Вместо этого я спросила:
— Почему Нкондо и Габриэль ненавидят меня?
Анатоль удивленно посмотрел поверх своих настоящих очков в роговой оправе.
— Нкондо и Габриэль? Больше, чем остальные? Почему ты так считаешь?
Я фыркнула, как рассерженная лошадь.
— Потому что они больше, чем другие, колотят по своим стульям, как по барабанам, и заглушают мои слова, когда я объясняю деление в столбик.
— Они просто озорные мальчишки.
Мы с Анатолем знали, что это не совсем так. Барабанить по стульям без особых последствий для себя могли маленькие мальчики в Вифлеемской школе. Но семьи местных мальчиков с трудом наскребали деньги, чтобы послать сыновей в школу, и каждый мальчишка это помнил. Отправить сына в школу было важным решением, и ученики Анатоля относились к учебе серьезно. Бедлам они устраивали, когда я пыталась учить их математике в отсутствие Анатоля, занимавшегося в это время со старшими ребятами.
— Ладно, вы правы, они все меня ненавидят, — вздохнула я. — Наверное, я плохая учительница.
— Ты прекрасная учительница. Дело не в этом.
— А в чем?
— Во-первых, ты девочка. Эти мальчишки не привыкли подчиняться даже собственным бабушкам.

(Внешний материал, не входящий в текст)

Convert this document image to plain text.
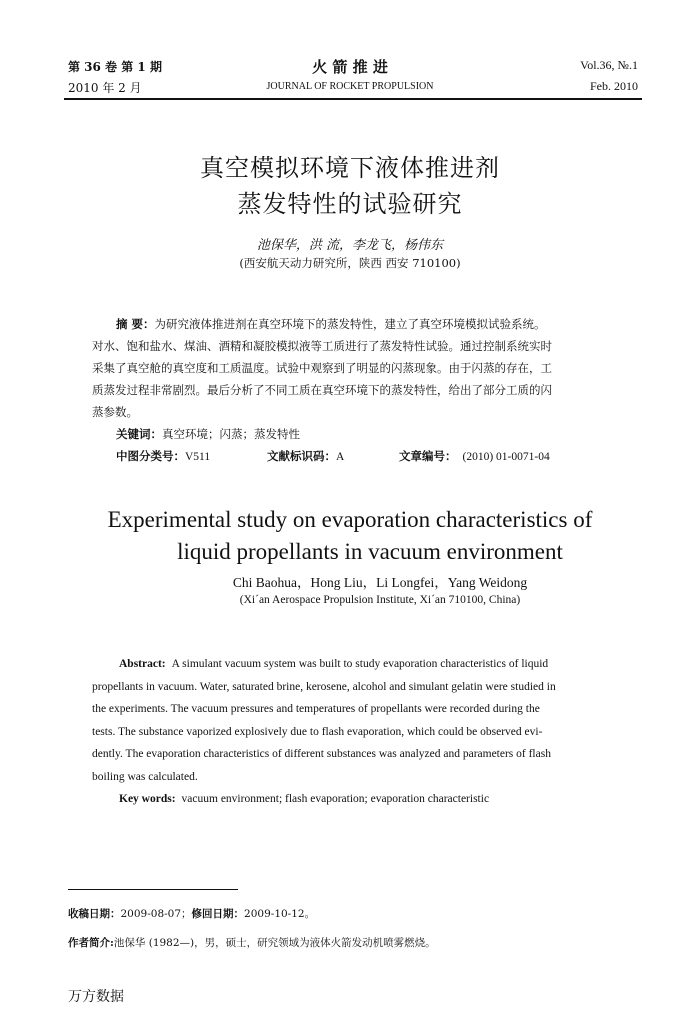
第 36 卷 第 1 期
2010 年 2 月
火 箭 推 进
JOURNAL OF ROCKET PROPULSION
Vol.36, №.1
Feb. 2010
真空模拟环境下液体推进剂
蒸发特性的试验研究
池保华，洪 流，李龙飞，杨伟东
(西安航天动力研究所，陕西 西安 710100)
摘 要：为研究液体推进剂在真空环境下的蒸发特性，建立了真空环境模拟试验系统。
对水、饱和盐水、煤油、酒精和凝胶模拟液等工质进行了蒸发特性试验。通过控制系统实时
采集了真空舱的真空度和工质温度。试验中观察到了明显的闪蒸现象。由于闪蒸的存在，工
质蒸发过程非常剧烈。最后分析了不同工质在真空环境下的蒸发特性，给出了部分工质的闪
蒸参数。
关键词：真空环境；闪蒸；蒸发特性
中图分类号：V511	文献标识码：A	文章编号： (2010) 01-0071-04
Experimental study on evaporation characteristics of
liquid propellants in vacuum environment
Chi Baohua，Hong Liu，Li Longfei，Yang Weidong
(Xi´an Aerospace Propulsion Institute, Xi´an 710100, China)
Abstract: A simulant vacuum system was built to study evaporation characteristics of liquid
propellants in vacuum. Water, saturated brine, kerosene, alcohol and simulant gelatin were studied in
the experiments. The vacuum pressures and temperatures of propellants were recorded during the
tests. The substance vaporized explosively due to flash evaporation, which could be observed evi-
dently. The evaporation characteristics of different substances was analyzed and parameters of flash
boiling was calculated.
Key words: vacuum environment; flash evaporation; evaporation characteristic
收稿日期：2009-08-07；修回日期：2009-10-12。
作者简介:池保华 (1982—)，男，硕士，研究领域为液体火箭发动机喷雾燃烧。
万方数据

Если деление в столбик действительно так важно для молодого человека, чтобы добиться успеха в жизни, то как его может знать хорошенькая девчонка? Вот что они думают. И во-вторых, ты — белая.
«Хорошенькая девчонка»?
— Белая, — повторила я. — Значит, они считают, что белые люди не знают деления в столбик?
— Скажу тебе по секрету, они думают, что белые люди знают, как заставить солнце двигаться по небу в обратную сторону, и умеют поворачивать реки вспять. Но официально — нет. Они слышат от своих отцов, что теперь, когда наступила независимость, белые люди здесь, в Конго, не должны указывать им, что делать.
— И еще они уверены, что Америка и Бельгия должны дать им много денег, чтобы каждый мог иметь радиоприемник, машину и прочее. Мне это Нельсон сказал.
— Да, это в-третьих. Они считают, что ты представляешь жадную нацию.
Я закрыла учебник. На сегодня французского достаточно.
— Анатоль, в этом нет смысла. Они не хотят, чтобы мы были друзьями, не уважают нас, в Леопольдвиле грабят наши дома, однако при этом мечтают, чтобы Америка давала им деньги.
— Что в этом тебе кажется бессмысленным?
— Все.
— Беене, подумай, — терпеливо произнес он, словно говорил с одним из своих учеников, который не понимал простую задачку. — Когда кому-то из рыбаков, например, папе Боанде, выпадает удачный день и он возвращается с полной лодкой рыбы, что он делает?